Addressing a Bank of Korea conference via video link, Mr Bernanke said there was a need for "extensive international cooperation" as governments overhaul market rules in the wake of the global economic downturn.

"On a global level, the leadership of the G20 - which Korea is currently chairing - will be essential in ensuring that reforms are not only strong and effective but also consistent and coordinated across countries," he said.

G20 finance ministers will meet in Busan, South Korea, later this week for talks likely to be dominated by the continued fallout from the global crisis.

"Strengthening the international financial system and ensuring that financial institutions are carefully regulated, well capitalised, liquid, and transparent will require extensive international cooperation," Mr Bernanke said.

Governments worldwide are drawing up new measures to curb the excesses of financial institutions blamed for pushing many economies to the brink.

But critics say national efforts will be largely ineffective in an age when banks and investment houses can make cross-border trades in a fraction of a second.

G20 ministers will also grapple with the ongoing European debt crisis, which has called into question the strength of the global recovery.

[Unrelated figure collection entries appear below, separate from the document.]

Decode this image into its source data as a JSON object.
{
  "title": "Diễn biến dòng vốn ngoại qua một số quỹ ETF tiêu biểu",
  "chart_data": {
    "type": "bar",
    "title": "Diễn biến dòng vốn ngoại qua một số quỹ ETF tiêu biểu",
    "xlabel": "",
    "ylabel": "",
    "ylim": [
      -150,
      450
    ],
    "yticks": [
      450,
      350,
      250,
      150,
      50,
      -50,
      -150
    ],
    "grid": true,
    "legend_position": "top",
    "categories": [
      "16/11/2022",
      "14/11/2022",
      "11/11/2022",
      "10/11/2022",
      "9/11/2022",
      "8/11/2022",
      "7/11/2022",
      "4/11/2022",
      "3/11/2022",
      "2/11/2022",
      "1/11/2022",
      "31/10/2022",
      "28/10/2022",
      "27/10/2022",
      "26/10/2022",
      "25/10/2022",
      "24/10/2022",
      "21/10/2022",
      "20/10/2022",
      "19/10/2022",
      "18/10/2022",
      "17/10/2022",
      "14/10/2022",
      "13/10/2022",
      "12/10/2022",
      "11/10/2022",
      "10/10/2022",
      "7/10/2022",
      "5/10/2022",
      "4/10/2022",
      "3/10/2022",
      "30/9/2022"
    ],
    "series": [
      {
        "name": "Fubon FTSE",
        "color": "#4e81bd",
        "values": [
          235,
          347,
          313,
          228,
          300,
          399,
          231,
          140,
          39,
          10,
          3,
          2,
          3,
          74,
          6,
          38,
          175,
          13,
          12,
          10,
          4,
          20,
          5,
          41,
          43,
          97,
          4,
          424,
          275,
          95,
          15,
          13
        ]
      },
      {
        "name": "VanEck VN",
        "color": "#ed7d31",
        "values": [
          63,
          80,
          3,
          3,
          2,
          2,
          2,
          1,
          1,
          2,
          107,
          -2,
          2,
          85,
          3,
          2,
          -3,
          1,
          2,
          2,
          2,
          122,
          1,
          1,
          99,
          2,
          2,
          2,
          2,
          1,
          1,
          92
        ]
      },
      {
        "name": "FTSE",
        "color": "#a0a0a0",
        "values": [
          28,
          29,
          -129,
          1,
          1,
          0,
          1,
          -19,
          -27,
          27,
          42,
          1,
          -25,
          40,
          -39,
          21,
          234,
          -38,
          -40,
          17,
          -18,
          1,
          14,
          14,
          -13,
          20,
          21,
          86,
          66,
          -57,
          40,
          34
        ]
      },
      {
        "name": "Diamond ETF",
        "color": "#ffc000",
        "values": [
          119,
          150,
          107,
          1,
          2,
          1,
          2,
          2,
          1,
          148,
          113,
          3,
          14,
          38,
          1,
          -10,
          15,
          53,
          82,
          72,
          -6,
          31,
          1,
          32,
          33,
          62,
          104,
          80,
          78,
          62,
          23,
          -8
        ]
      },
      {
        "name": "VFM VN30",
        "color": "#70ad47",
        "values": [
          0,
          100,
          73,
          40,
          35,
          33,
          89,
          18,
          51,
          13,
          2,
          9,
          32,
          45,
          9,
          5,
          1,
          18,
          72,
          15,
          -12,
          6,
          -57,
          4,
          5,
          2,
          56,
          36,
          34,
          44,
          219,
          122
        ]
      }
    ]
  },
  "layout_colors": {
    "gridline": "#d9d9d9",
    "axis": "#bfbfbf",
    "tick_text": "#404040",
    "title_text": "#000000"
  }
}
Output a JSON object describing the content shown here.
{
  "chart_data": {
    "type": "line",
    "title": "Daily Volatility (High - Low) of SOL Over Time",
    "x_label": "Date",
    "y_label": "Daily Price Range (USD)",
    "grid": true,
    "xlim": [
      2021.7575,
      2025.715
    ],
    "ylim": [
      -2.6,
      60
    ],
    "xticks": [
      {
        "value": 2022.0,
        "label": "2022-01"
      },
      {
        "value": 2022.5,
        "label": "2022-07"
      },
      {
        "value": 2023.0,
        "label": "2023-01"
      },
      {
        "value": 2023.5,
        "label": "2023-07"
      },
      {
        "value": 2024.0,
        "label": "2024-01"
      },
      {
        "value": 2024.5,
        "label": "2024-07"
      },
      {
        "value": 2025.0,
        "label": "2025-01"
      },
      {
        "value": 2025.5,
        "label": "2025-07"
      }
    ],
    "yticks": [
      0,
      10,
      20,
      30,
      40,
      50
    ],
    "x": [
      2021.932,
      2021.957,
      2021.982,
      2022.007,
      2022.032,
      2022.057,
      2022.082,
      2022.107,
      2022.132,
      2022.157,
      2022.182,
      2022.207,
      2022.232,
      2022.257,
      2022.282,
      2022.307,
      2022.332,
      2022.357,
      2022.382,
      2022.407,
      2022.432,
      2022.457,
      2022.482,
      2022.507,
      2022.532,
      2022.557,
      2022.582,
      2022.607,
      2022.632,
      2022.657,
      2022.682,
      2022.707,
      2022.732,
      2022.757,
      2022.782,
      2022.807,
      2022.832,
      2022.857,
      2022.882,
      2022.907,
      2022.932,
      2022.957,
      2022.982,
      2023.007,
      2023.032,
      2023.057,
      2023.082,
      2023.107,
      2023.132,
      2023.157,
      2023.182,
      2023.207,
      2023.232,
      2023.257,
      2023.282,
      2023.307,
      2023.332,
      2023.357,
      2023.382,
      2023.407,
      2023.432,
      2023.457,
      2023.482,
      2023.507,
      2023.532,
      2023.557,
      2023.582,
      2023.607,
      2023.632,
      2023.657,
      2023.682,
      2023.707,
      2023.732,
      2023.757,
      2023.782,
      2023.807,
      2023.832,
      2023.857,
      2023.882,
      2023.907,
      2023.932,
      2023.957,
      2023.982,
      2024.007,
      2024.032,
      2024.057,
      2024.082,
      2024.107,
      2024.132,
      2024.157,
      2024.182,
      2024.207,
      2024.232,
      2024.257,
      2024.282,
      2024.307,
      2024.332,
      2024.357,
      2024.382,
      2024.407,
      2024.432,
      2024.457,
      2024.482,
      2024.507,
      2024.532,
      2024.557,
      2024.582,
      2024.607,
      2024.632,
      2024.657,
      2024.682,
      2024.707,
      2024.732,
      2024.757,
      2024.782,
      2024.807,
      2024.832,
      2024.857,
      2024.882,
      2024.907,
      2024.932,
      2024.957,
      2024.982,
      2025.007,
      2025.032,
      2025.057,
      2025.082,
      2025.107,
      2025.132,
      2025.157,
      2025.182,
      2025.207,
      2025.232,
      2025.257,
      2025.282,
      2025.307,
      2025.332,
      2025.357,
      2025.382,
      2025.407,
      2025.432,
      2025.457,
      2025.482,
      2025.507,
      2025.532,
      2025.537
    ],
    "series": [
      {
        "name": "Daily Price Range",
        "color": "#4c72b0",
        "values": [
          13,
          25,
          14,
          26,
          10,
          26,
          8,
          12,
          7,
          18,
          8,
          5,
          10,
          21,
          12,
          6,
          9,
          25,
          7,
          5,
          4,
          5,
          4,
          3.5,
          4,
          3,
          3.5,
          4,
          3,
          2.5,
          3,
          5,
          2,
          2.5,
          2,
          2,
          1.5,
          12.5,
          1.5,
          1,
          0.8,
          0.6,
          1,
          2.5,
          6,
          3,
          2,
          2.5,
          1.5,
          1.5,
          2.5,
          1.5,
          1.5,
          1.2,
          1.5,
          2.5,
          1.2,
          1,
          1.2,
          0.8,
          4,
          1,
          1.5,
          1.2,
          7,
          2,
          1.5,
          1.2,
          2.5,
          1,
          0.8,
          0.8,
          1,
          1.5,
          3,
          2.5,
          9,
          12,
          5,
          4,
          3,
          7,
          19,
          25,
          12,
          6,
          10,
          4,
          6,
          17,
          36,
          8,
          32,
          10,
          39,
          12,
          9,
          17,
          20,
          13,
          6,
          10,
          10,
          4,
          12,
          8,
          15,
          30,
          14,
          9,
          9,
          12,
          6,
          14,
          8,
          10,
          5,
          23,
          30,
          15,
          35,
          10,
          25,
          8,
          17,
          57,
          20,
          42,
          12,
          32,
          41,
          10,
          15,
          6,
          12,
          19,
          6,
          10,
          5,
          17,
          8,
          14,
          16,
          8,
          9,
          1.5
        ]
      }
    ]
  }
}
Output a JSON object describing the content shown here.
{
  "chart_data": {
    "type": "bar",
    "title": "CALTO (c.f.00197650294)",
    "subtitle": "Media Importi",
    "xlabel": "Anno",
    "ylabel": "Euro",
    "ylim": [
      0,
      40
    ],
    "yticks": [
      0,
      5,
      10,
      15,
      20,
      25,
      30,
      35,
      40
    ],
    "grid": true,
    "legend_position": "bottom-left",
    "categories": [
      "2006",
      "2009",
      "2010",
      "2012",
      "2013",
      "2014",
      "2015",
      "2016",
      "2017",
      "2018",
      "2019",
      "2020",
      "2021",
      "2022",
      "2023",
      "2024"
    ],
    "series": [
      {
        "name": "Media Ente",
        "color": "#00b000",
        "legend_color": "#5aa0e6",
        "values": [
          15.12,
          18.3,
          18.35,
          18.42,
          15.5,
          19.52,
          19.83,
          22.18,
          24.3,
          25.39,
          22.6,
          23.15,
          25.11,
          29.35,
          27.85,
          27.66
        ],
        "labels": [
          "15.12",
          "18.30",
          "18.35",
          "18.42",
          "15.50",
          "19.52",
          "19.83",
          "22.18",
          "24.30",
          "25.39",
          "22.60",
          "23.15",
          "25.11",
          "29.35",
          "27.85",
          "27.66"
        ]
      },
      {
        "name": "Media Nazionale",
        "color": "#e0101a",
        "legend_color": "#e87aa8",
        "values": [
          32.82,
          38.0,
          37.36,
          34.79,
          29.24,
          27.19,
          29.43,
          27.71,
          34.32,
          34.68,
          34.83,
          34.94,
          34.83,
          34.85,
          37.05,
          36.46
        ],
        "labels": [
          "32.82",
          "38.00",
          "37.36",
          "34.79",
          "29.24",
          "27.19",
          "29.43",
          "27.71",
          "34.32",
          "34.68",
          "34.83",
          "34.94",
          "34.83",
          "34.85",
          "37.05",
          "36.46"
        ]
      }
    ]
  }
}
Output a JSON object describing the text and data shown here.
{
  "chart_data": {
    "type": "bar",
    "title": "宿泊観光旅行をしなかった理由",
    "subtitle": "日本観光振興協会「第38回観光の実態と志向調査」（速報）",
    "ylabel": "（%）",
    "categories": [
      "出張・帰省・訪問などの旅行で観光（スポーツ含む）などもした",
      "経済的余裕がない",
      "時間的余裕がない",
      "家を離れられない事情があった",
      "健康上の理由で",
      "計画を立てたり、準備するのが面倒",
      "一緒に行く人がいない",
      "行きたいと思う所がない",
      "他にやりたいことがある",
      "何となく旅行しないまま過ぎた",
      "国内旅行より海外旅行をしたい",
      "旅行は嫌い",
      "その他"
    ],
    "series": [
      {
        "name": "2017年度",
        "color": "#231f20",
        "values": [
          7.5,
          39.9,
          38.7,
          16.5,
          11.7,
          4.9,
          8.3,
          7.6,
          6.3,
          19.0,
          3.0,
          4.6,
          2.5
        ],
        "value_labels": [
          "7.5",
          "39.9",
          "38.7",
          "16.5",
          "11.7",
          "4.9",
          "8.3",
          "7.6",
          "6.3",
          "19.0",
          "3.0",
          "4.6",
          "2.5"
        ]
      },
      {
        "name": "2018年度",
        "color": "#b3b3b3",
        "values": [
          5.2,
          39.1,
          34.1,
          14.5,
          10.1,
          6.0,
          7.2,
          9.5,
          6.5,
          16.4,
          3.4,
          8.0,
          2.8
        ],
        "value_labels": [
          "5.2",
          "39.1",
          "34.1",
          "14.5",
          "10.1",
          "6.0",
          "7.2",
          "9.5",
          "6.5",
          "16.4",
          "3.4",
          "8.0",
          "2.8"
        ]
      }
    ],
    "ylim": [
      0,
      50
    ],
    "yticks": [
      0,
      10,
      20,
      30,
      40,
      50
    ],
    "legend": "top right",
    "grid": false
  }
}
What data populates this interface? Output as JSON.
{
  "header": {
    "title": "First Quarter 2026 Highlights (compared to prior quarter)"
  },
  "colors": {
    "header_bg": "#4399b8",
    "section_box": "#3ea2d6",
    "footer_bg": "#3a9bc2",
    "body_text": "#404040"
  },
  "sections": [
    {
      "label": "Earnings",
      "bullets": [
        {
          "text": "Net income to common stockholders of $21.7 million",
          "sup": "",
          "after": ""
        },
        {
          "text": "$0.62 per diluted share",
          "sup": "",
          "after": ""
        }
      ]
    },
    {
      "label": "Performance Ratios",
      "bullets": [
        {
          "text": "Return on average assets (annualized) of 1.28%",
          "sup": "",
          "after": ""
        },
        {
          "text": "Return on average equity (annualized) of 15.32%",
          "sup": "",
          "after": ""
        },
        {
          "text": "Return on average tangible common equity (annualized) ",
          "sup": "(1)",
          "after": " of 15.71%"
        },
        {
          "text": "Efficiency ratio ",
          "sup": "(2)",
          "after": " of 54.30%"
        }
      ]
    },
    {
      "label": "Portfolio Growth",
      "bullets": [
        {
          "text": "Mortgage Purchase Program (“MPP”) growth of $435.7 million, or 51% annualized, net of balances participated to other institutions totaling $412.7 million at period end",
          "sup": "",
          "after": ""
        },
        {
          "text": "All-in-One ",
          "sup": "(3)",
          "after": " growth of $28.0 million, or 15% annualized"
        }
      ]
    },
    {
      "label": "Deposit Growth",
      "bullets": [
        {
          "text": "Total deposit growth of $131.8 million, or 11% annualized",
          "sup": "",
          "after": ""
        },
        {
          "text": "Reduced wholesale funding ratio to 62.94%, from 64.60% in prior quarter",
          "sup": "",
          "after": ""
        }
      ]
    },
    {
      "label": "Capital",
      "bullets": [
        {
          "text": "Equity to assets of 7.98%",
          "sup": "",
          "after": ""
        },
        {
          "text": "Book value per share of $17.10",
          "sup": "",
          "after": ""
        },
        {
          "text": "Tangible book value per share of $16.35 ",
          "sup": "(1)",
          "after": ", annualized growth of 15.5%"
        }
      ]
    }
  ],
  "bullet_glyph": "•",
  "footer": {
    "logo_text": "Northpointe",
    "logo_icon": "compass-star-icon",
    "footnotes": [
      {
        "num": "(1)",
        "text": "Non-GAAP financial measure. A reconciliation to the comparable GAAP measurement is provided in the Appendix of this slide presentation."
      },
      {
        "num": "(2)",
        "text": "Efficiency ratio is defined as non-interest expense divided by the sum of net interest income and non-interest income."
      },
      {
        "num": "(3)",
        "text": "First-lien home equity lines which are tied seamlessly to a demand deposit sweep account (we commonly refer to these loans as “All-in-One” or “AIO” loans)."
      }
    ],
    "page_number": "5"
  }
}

The group's leaders will hold a summit in Canada in late June and another in Seoul in November.

Two senior Federal Reserve officials expressed confidence yesterday about the US recovery, saying the European debt crisis had not had a big impact so far.

But Charles Plosser and Charles Evans said surprises could still emerge that would prompt the Fed either to delay or hasten its eventual exit from its special stimulus policies.

"Right now, the prospects for continued growth in the US remain relatively solid," Mr Plosser, president of the Federal Reserve Bank of Philadelphia, told a news conference during the Bank of Korea conference.

"I hope, I anticipate at this point that the US won't have a double-dip recession."

However, the lesson of the recent financial crisis has been "never say, 'Never'" and the European crisis "raises some clouds on the horizon", Mr Plosser said. "So we have to be cautious."